No
sé ustedes, pero yo me hago un lío con el fundamental asunto de los besos. Y no
me refiero al romántico beso de amor entre dos enamorados, que ese lo tengo
clarísimo, sino al beso como forma de saludo y de rito social, sujeto a unas
pautas más o menos claras, que cambian según el lugar y la época en que se
producen y la generación a la que cada cual pertenece.
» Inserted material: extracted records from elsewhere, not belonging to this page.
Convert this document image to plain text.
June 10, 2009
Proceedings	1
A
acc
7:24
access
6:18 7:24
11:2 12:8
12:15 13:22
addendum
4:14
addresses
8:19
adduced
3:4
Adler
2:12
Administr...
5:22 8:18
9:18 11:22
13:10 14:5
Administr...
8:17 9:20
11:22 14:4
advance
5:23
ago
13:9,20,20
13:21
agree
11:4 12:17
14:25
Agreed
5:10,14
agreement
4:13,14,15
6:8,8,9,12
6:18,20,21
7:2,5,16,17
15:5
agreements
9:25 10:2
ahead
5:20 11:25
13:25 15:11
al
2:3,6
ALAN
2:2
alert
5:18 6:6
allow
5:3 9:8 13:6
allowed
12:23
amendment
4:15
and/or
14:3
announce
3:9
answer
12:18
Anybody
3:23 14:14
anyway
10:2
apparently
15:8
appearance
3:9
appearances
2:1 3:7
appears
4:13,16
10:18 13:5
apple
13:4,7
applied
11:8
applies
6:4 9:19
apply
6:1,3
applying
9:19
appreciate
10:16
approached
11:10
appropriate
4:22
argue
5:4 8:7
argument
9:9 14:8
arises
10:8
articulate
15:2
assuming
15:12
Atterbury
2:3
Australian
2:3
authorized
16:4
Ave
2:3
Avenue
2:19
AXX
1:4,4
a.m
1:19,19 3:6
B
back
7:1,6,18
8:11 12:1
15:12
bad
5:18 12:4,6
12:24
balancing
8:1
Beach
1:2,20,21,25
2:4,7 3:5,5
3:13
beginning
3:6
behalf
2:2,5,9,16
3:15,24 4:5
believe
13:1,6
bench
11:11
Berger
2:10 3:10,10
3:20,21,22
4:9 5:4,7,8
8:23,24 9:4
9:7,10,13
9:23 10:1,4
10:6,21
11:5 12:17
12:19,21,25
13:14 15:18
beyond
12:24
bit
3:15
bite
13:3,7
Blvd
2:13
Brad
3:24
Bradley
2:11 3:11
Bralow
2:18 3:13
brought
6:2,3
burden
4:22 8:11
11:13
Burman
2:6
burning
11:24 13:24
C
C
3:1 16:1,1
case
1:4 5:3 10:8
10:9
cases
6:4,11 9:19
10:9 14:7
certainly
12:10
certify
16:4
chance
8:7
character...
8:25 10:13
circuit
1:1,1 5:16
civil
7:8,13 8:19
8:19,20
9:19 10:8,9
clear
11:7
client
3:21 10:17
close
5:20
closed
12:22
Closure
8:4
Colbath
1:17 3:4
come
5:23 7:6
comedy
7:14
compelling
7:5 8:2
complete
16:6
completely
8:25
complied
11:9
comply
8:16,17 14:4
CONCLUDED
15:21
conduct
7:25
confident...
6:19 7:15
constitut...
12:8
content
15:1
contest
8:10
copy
En mi generación, por lo pronto, y en
el medio sociocultural en el que suelo moverme la mayor parte del tiempo, los
chicos también se saludan entre ellos dándose un par de besos en la mejilla,
mientras que los hombres de la edad de mi padre preferirían dejarse cortar a
lonchitas finas, o ser sometidos a cualquier otra forma de refinada crueldad,
antes que besar las mejillas de otro caballero, aunque estén bien afeitadas. Ellos
se limitan a darse la mano con un apretón más o menos caluroso y tienen que
contentarse con besar a las mujeres, no ya en la mano, pues ese tipo de saludo
ha pasado ya a la historia, como las máquinas de escribir, la pluma de ganso y
el corsé de ballenas, sino en las mejillas. Una vez, después de ver en un
telediario a Breznev besándose en los labios con no recuerdo ya qué otro jefe
de estado extranjero que se hallaba de visita oficial en la Unión Soviética, mi
abuelo me confesó, todavía afectado por la chocante imagen, que se alegraba de
ser un hombre humilde y anónimo, con una vida más o menos gris, sin poder y con
un sueldo modesto, con tal de no tener que besar en los morros a Breznev ni, a
decir verdad, a ningún otro caballero. Y lo cierto es que lo dijo con una
sinceridad que me pareció desgarradora.
Sin haber pasado nunca por situaciones tan extremas,
confieso que me he visto envuelta en no pocas escenas embarazosas, pues las
modalidades de beso no sólo son harto variadas, sino que además, el número de
besos cambia en función del lugar donde uno se encuentre. En España, por
fortuna, aunque en las distintas comunidades hablemos lenguas distintas, nos hemos puesto de acuerdo en el
fundamental asunto del beso y damos siempre dos, uno en cada mejilla, no
importa si estás en Galicia, en Castilla o en el desierto de Almería. En
Francia, en cambio, la cosa es bastante más complicada, pues en algunas
regiones el número de besos asciende hasta cuatro, quizá porque en el país del Amour en mayúsculas se tiende, por pura
coherencia, a dedicar una atención suplementaria incluso al beso puramente
social. El problema es que en ciertas regiones de Francia, el número de besos
asciende tan sólo a tres (¿a quién se le ocurre dar un número impar de besos a
sus semejantes?) y en otras únicamente a dos. De ahí que en Francia uno corra
el peligro permanente de meter la pata y quedar como un idiota que jamás atina
con el número correcto de besos. Me dirán que siempre cabe la posibilidad de tender
prudentemente la mano al congénere de turno para evitar esos grotescos
malentendidos en los que muchas veces acabas dándote por error un coscorrón o
un beso en cualquier parte inconveniente de la cara. Pero estoy convencida de
que las cosas distan de ser tan fáciles, pues si tiendes la mano a alguien a
quien acaban de presentarte y que se disponía a darte un beso, o que incluso ha
hecho ya ademán de ir a besarte, es posible que la persona en cuestión te
considere un ser frío, estúpido y distante y ya nada de lo que luego puedas
hacer o decir lo haga cambiar de opinión. ¿Cuántas relaciones que podrían haber
sido cordiales y provechosas, cuando no directamente entusiastas o apasionadas,
se habrán arruinado justo en los compases iniciales porque alguien cometió un
fatídico error al elegir la forma de saludo? Así que ya saben: besar o no
besar, he ahí la cuestión.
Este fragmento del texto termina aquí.